As described above, according to the present invention,
When the branch Go prediction fails, it is possible to speed up the execution of the branch instruction and improve the memory index efficiency to improve the instruction supply capability.

Further, there is an advantage that the increase in the amount of hardware is small, and further, since the word in the instruction buffer does not have a fixed area for the branch NoGo word,
There is also an advantage that it can be effectively used unless branch Go prediction is performed.

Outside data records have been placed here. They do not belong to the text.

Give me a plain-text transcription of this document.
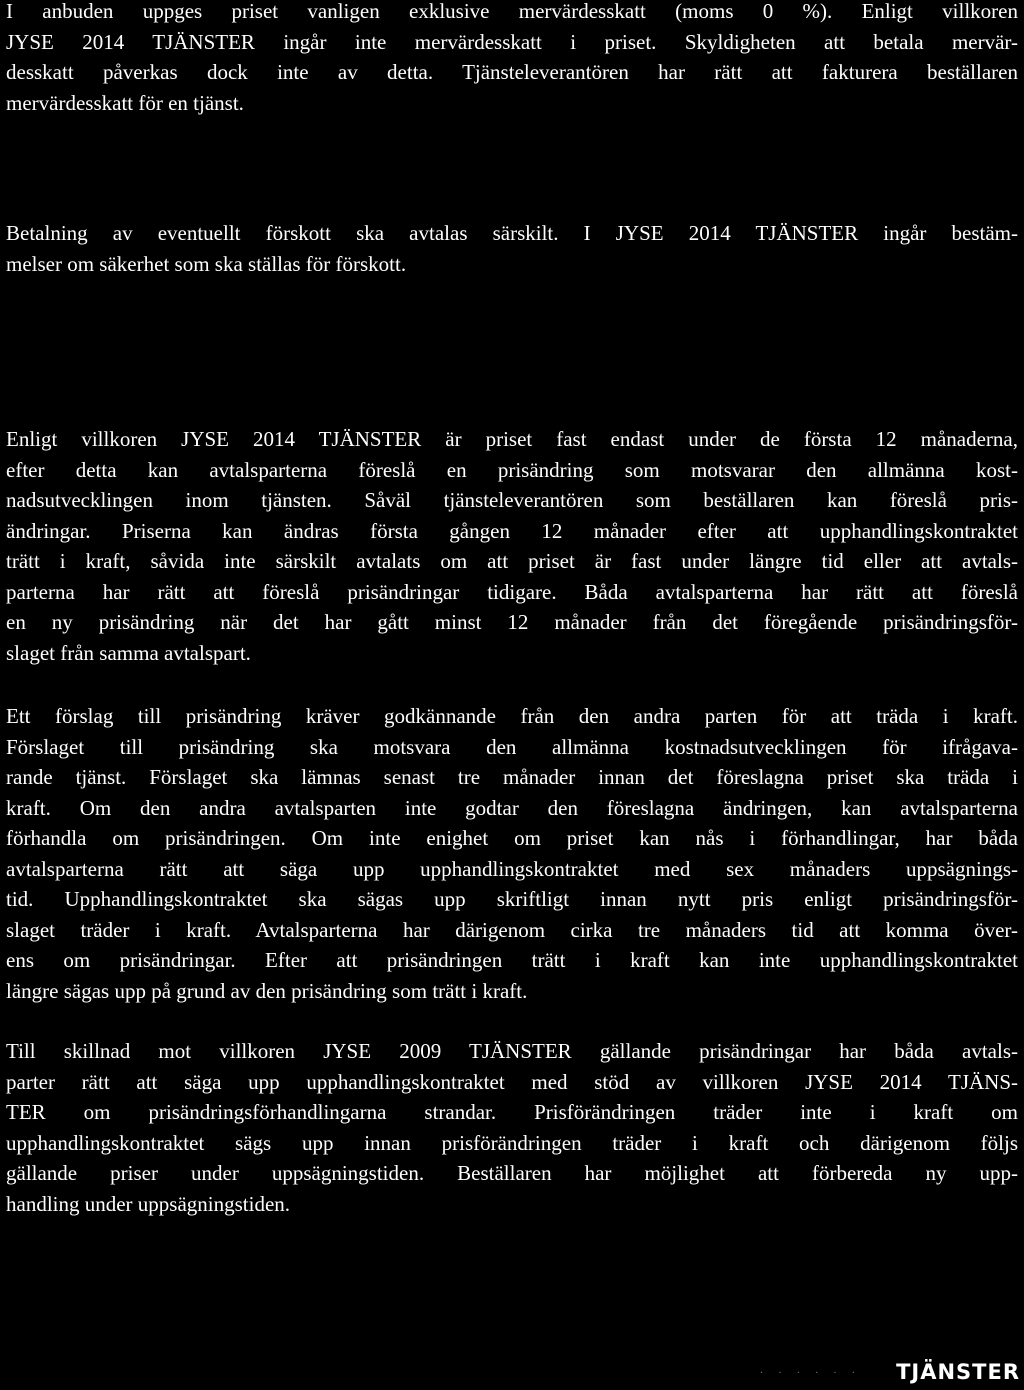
I anbuden uppges priset vanligen exklusive mervärdesskatt (moms 0 %). Enligt villkoren
JYSE 2014 TJÄNSTER ingår inte mervärdesskatt i priset. Skyldigheten att betala mervär-
desskatt påverkas dock inte av detta. Tjänsteleverantören har rätt att fakturera beställaren
mervärdesskatt för en tjänst.
Betalning av eventuellt förskott ska avtalas särskilt. I JYSE 2014 TJÄNSTER ingår bestäm-
melser om säkerhet som ska ställas för förskott.
Enligt villkoren JYSE 2014 TJÄNSTER är priset fast endast under de första 12 månaderna,
efter detta kan avtalsparterna föreslå en prisändring som motsvarar den allmänna kost-
nadsutvecklingen inom tjänsten. Såväl tjänsteleverantören som beställaren kan föreslå pris-
ändringar. Priserna kan ändras första gången 12 månader efter att upphandlingskontraktet
trätt i kraft, såvida inte särskilt avtalats om att priset är fast under längre tid eller att avtals-
parterna har rätt att föreslå prisändringar tidigare. Båda avtalsparterna har rätt att föreslå
en ny prisändring när det har gått minst 12 månader från det föregående prisändringsför-
slaget från samma avtalspart.
Ett förslag till prisändring kräver godkännande från den andra parten för att träda i kraft.
Förslaget till prisändring ska motsvara den allmänna kostnadsutvecklingen för ifrågava-
rande tjänst. Förslaget ska lämnas senast tre månader innan det föreslagna priset ska träda i
kraft. Om den andra avtalsparten inte godtar den föreslagna ändringen, kan avtalsparterna
förhandla om prisändringen. Om inte enighet om priset kan nås i förhandlingar, har båda
avtalsparterna rätt att säga upp upphandlingskontraktet med sex månaders uppsägnings-
tid. Upphandlingskontraktet ska sägas upp skriftligt innan nytt pris enligt prisändringsför-
slaget träder i kraft. Avtalsparterna har därigenom cirka tre månaders tid att komma över-
ens om prisändringar. Efter att prisändringen trätt i kraft kan inte upphandlingskontraktet
längre sägas upp på grund av den prisändring som trätt i kraft.
Till skillnad mot villkoren JYSE 2009 TJÄNSTER gällande prisändringar har båda avtals-
parter rätt att säga upp upphandlingskontraktet med stöd av villkoren JYSE 2014 TJÄNS-
TER om prisändringsförhandlingarna strandar. Prisförändringen träder inte i kraft om
upphandlingskontraktet sägs upp innan prisförändringen träder i kraft och därigenom följs
gällande priser under uppsägningstiden. Beställaren har möjlighet att förbereda ny upp-
handling under uppsägningstiden.
· · · · · ·	TJÄNSTER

[Brief description of drawings]

FIG. 1 is a block diagram of an embodiment of the present invention.

FIG. 2 is a diagram showing an instruction storage format inside an instruction prefetch buffer.

FIG. 3 is a block diagram of a conventional instruction prefetching device.

FIG. 4 is a diagram showing an example of an instruction sequence having a branch instruction.

FIG. 5 is a time chart showing an example of execution progress when branch Go prediction by the conventional method fails in prediction.

FIG. 6 is a time chart showing another example of the execution process when the branch Go prediction by the conventional method fails in prediction.

FIG. 7 is a time chart showing an execution process when branch Go prediction fails in prediction according to the first embodiment of the present invention.

FIG. 8 is a diagram showing an instruction sequence used in an embodiment of the present invention.

FIG. 9 is a time chart showing a process of executing the instruction sequence of FIG. 8 according to the first embodiment.

FIG. 10 is a time chart showing a process of executing the instruction sequence of FIG. 8 according to the second embodiment.

[Explanation of symbols]

11 instruction fetch address register 12 instruction memory 13 branch prediction function 14 instruction prefetch buffer 15 branch prediction destination address register 16 address recovery function 17 counter 18 selection circuit 19 branch NoGo word branch prediction destination address register

Claims (2)

[Claims] 1. A first stage for fetching an instruction from a memory by an address of an instruction fetch address register and storing it in an instruction prefetch buffer, and at the same time indexing a branch prediction means by the address to generate a branch predicted address.
Information processing in a pipeline processing system having an instruction prefetch stage consisting of a second stage for supplying the instruction of the instruction prefetch buffer to the next instruction decoding stage and at the same time supplying the branch prediction destination address to the instruction fetch address register An instruction prefetching device in the device,
When the instruction word including the branch instruction read from the memory is stored in the instruction prefetch buffer, the instruction word including the branch instruction predicted to branch Go by the branch predicting unit is stored in the instruction prefetch buffer, and then the instruction word is stored. Branch No. of the branch instruction Branch No to the instruction word containing the Go direction instruction
Means for successively controlling storage in the instruction prefetch buffer as a Go word and stored in the instruction prefetch buffer when the branch Go predicted branch instruction is executed and branch prediction fails and branch NoGo is determined. Means for supplying an instruction of said branch NoGo word to the instruction decoding stage and controlling subsequent instruction prefetching to start from a subsequent word of said branch NoGo word. 2. A branch prediction target address register for storing a branch target address of a branch instruction predicted to branch Go by the branch prediction unit, and a branch NoGo word predicted by the branch prediction unit. 7. A branch NoGo word branch prediction destination address register for holding a branch prediction destination address for an existing branch instruction, and means for selecting outputs of these two registers and storing them in the instruction fetch register. 1. The instruction prefetching device described in 1.